5 mins
J’avais pris rendez-vous quelques jours au préalable avec Olivia. Par messagerie interposée. Tout avait été soigneusement prémédité.
Le deux-pièces est au cinquième étage d’un immeuble cossu de la capitale, coincé au milieu de tant d’autres, qui font la fierté d’un beau quartier. Pas le genre d’endroit fréquenté par les beaufs ou les sans-le-sou des banlieues. Trop cher ou trop chic. Trop de caméras de surveillance aussi. On y monte par ce genre d’ascenseur à cage d’oiseaux, imitation art-déco, savamment intégré dans la colonne d’escalier. Me voici oiseau de nuit, prisonnier, le temps d’une ascension d’une minute trente-cinq.
Pas le temps d’actionner la sonnette, que déjà la porte s’entrouvre puis se referme avec la même discrétion derrière moi.
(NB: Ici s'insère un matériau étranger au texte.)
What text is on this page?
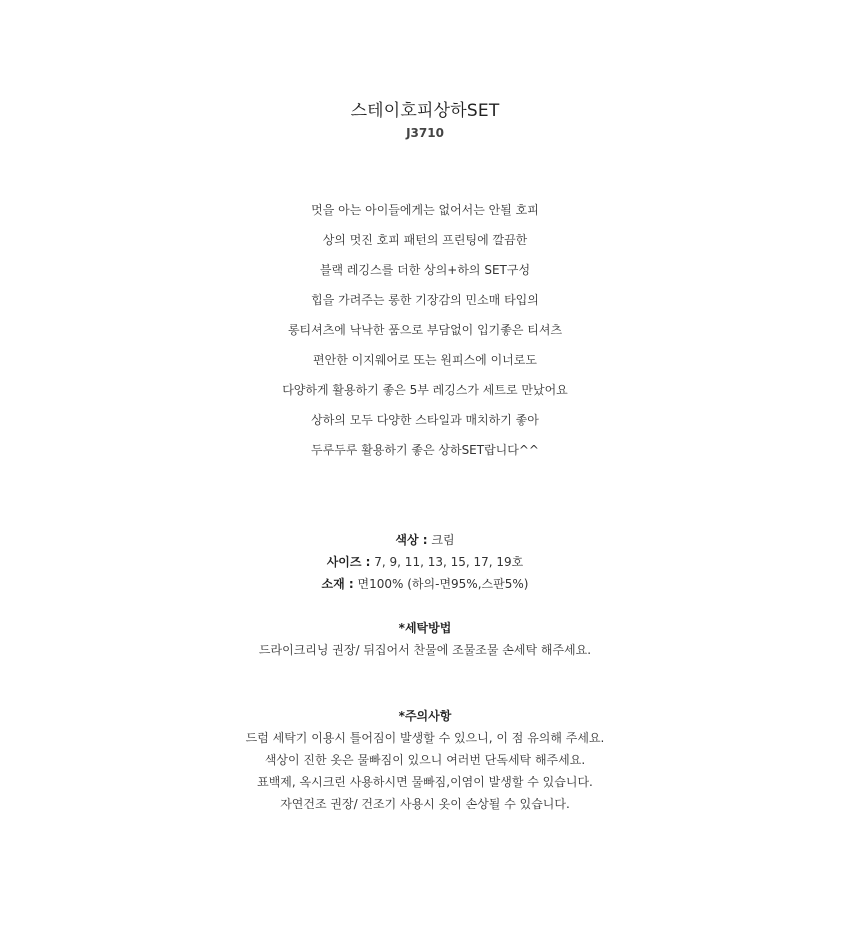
스테이호피상하SET
J3710
멋을 아는 아이들에게는 없어서는 안될 호피
상의 멋진 호피 패턴의 프린팅에 깔끔한
블랙 레깅스를 더한 상의+하의 SET구성
힙을 가려주는 롱한 기장감의 민소매 타입의
롱티셔츠에 낙낙한 품으로 부담없이 입기좋은 티셔츠
편안한 이지웨어로 또는 원피스에 이너로도
다양하게 활용하기 좋은 5부 레깅스가 세트로 만났어요
상하의 모두 다양한 스타일과 매치하기 좋아
두루두루 활용하기 좋은 상하SET랍니다^^
색상 : 크림
사이즈 : 7, 9, 11, 13, 15, 17, 19호
소재 : 면100% (하의-면95%,스판5%)
*세탁방법
드라이크리닝 권장/ 뒤집어서 찬물에 조물조물 손세탁 해주세요.
*주의사항
드럼 세탁기 이용시 틀어짐이 발생할 수 있으니, 이 점 유의해 주세요.
색상이 진한 옷은 물빠짐이 있으니 여러번 단독세탁 해주세요.
표백제, 옥시크린 사용하시면 물빠짐,이염이 발생할 수 있습니다.
자연건조 권장/ 건조기 사용시 옷이 손상될 수 있습니다.
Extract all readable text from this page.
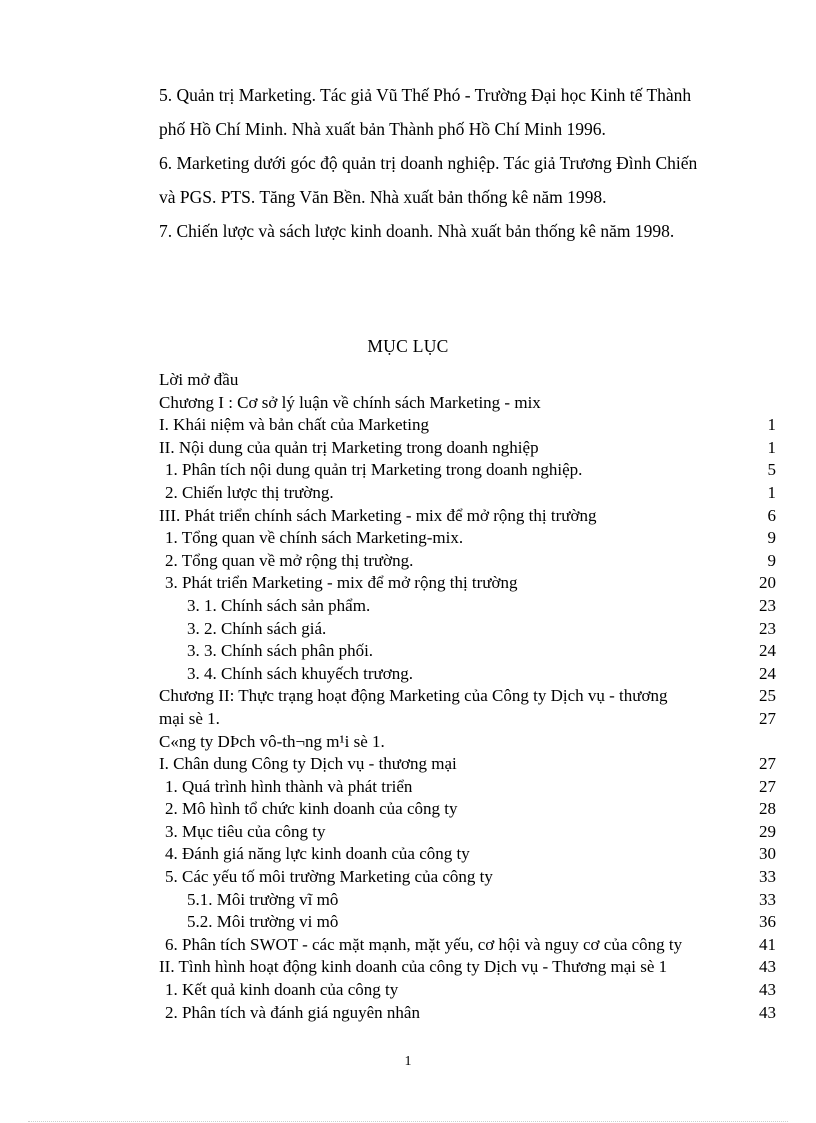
5. Quản trị Marketing. Tác giả Vũ Thế Phó - Trường Đại học Kinh tế Thành

phố Hồ Chí Minh. Nhà xuất bản Thành phố Hồ Chí Minh 1996.

6. Marketing dưới góc độ quản trị doanh nghiệp. Tác giả Trương Đình Chiến

và PGS. PTS. Tăng Văn Bền. Nhà xuất bản thống kê năm 1998.

7. Chiến lược và sách lược kinh doanh. Nhà xuất bản thống kê năm 1998.

MỤC LỤC
Lời mở đầu
Chương I : Cơ sở lý luận về chính sách Marketing - mix
I. Khái niệm và bản chất của Marketing	1
II. Nội dung của quản trị Marketing trong doanh nghiệp	1
1. Phân tích nội dung quản trị Marketing trong doanh nghiệp.	5
2. Chiến lược thị trường.	1
III. Phát triển chính sách Marketing - mix để mở rộng thị trường	6
1. Tổng quan về chính sách Marketing-mix.	9
2. Tổng quan về mở rộng thị trường.	9
3. Phát triển Marketing - mix để mở rộng thị trường	20
3. 1. Chính sách sản phẩm.	23
3. 2. Chính sách giá.	23
3. 3. Chính sách phân phối.	24
3. 4. Chính sách khuyếch trương.	24
Chương II: Thực trạng hoạt động Marketing của Công ty Dịch vụ - thương	25
mại sè 1.	27
C«ng ty DÞch vô-th¬ng m¹i sè 1.
I. Chân dung Công ty Dịch vụ - thương mại	27
1. Quá trình hình thành và phát triển	27
2. Mô hình tổ chức kinh doanh của công ty	28
3. Mục tiêu của công ty	29
4. Đánh giá năng lực kinh doanh của công ty	30
5. Các yếu tố môi trường Marketing của công ty	33
5.1. Môi trường vĩ mô	33
5.2. Môi trường vi mô	36
6. Phân tích SWOT - các mặt mạnh, mặt yếu, cơ hội và nguy cơ của công ty	41
II. Tình hình hoạt động kinh doanh của công ty Dịch vụ - Thương mại sè 1	43
1. Kết quả kinh doanh của công ty	43
2. Phân tích và đánh giá nguyên nhân	43
1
Le petit hall d’entrée donne directement sur une cuisinette, planquée derrière un meuble-bar vintage, ouverte sur séjour. Les murs sont d’un blanc immaculé, agrémentés de photos noir-et-blanc du New York des années vingt.
Elle est lascivement assise, dévêtue, quasiment nue, au milieu du divan vert. Un « truc en plume » porté avec une simplicité sophistiquée, recouvre avec charme ses épaules et le haut de sa poitrine. Ses jambes soigneusement croisées, sont habillées de bas de satin noir et de porte-jarretelles, avec à leurs bouts, des pieds portant des sandales à talons aiguilles noirs ornés de cristaux. Ses cheveux châtains sont tirés et relevés en chignon ne manquant pas de mettre en valeur le haut de son front. Sur le haut du crâne, brille un énorme diadème en toc, floqué du mot « queen ». La reine attend son roi, synopsis parfait pour une soirée entre adultes consentants.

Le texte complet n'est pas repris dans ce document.